Step-by-Step Example:

  1. First say what you are going to do: “Paw””
  2. Then, touch their shoulder.
  3. Begin feeding super tasty treats.
  4. Slide your hand down their leg while continuing to feed tasty treats.
    1. If they pull away, stop touching them and stop feeding treats. Wait for your dog to step back toward you. Then resume the previous steps, from step 1.
  5. Slowly work up to touching the shoulder, then move down to the leg, paw, toe, and nail
  6. Once your pet is comfortable with you handling the nail then introduce the clippers in the same fashion, starting at the shoulder.

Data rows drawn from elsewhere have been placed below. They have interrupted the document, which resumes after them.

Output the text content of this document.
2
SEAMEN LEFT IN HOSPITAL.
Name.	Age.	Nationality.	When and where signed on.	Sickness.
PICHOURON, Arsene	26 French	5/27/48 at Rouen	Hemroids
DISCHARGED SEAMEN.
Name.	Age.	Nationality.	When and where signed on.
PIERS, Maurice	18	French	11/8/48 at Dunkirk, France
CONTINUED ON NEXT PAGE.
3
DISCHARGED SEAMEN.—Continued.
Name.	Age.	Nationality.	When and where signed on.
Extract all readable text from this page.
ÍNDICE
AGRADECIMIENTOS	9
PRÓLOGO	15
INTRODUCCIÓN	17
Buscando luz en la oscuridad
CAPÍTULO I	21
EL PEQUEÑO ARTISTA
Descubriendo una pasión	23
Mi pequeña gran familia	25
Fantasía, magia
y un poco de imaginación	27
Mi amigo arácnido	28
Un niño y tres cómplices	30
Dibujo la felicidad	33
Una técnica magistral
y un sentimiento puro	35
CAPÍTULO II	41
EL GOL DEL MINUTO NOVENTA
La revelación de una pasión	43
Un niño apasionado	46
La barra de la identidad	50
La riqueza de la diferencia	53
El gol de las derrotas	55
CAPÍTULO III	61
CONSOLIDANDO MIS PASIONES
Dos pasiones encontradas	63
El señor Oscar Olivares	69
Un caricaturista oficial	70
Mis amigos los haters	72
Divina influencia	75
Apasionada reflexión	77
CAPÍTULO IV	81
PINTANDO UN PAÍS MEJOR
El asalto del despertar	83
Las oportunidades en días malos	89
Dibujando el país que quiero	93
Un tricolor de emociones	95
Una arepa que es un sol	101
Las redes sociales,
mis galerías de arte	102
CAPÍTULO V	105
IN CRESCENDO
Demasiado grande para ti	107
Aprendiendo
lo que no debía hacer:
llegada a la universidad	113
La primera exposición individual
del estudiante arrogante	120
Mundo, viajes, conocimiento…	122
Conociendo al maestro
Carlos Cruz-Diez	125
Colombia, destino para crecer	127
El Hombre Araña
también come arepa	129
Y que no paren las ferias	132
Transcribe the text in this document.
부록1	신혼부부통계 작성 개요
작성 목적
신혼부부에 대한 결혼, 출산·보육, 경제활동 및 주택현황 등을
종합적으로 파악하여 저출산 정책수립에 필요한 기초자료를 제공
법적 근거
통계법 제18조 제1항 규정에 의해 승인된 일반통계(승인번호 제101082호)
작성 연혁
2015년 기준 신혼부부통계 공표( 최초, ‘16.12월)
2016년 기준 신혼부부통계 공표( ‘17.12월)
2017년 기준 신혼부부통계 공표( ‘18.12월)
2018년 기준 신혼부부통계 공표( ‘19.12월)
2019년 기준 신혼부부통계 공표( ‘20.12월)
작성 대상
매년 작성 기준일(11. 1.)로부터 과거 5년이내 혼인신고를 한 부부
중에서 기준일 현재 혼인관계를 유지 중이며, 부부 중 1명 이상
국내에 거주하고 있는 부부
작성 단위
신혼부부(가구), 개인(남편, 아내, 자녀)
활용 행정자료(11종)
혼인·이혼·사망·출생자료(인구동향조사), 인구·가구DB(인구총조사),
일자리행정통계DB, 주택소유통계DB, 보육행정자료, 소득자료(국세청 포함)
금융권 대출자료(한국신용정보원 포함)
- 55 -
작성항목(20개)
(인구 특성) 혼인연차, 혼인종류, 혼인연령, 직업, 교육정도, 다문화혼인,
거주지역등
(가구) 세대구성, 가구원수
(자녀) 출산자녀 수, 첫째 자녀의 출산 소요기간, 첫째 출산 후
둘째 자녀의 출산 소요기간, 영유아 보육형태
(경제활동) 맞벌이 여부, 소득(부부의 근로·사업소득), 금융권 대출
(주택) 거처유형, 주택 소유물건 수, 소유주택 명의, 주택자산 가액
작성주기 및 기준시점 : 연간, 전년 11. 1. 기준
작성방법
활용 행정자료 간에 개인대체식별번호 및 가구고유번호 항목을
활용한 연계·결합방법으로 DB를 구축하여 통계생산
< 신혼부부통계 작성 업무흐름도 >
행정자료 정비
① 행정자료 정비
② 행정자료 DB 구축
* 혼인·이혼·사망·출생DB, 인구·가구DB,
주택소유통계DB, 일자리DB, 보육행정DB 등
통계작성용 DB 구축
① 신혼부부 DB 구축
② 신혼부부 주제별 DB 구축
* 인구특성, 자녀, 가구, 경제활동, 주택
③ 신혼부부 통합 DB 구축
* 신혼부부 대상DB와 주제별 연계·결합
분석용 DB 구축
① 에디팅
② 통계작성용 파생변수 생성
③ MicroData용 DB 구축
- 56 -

Your pet will learn that cooperating with the touch means getting the tasty treat and stepping away stops the treats. They will also learn they can step away when it becomes too much for them. This helps build their confidence so that they are not just tolerating the procedure, but comfortable and even enjoying it!

 

  • You can use a designated yoga mat for handling. This gives your pet a non-slip surface and a visual cue indicating that you will be handling them. It’s also a clear boundary- if they step off the mat the handling stops (but so do the treats!). Only take this mat out when training. Feel free to bring it with to vet appointments!
  • In addition to the yoga mat, which shows where they should stand, you can use a smaller item, like a coaster or a lid to teach your dog a chin rest or target with their paw. Use two different items so you don’t confuse your dog.

 

To Train a Chin Rest-

  • Place the target on the ground in front of your dog. When your dog sniffs it, mark and treat your dog. At first mark and treat your dog each time they sniff it. You may need to pick it up and set it back down to catch their attention between repetitions.
  • Once they are eagerly touching their nose to the target, pause before marking and giving the treat.
  • Introduce a cue word before offering the target, like “Chin”
  • Gradually build up duration between when they place their nose on the target and when they get a treat. The dog can stand or lay down during this exercise.
  • After you’ve established the chin rest, you can place the target on an elevated surface so your dog can comfortably stand or sit with their head resting on the target.
  • You can use a chin rest the same way you use the mat. For instance, you can practice giving your dog eye drops. If they pull away stop, if they stay in place, give lots of treats!

You can train a paw target in a similar fashion- mark and treat when the desired paw touches the target. You can use a treat to lure your dog up onto the target.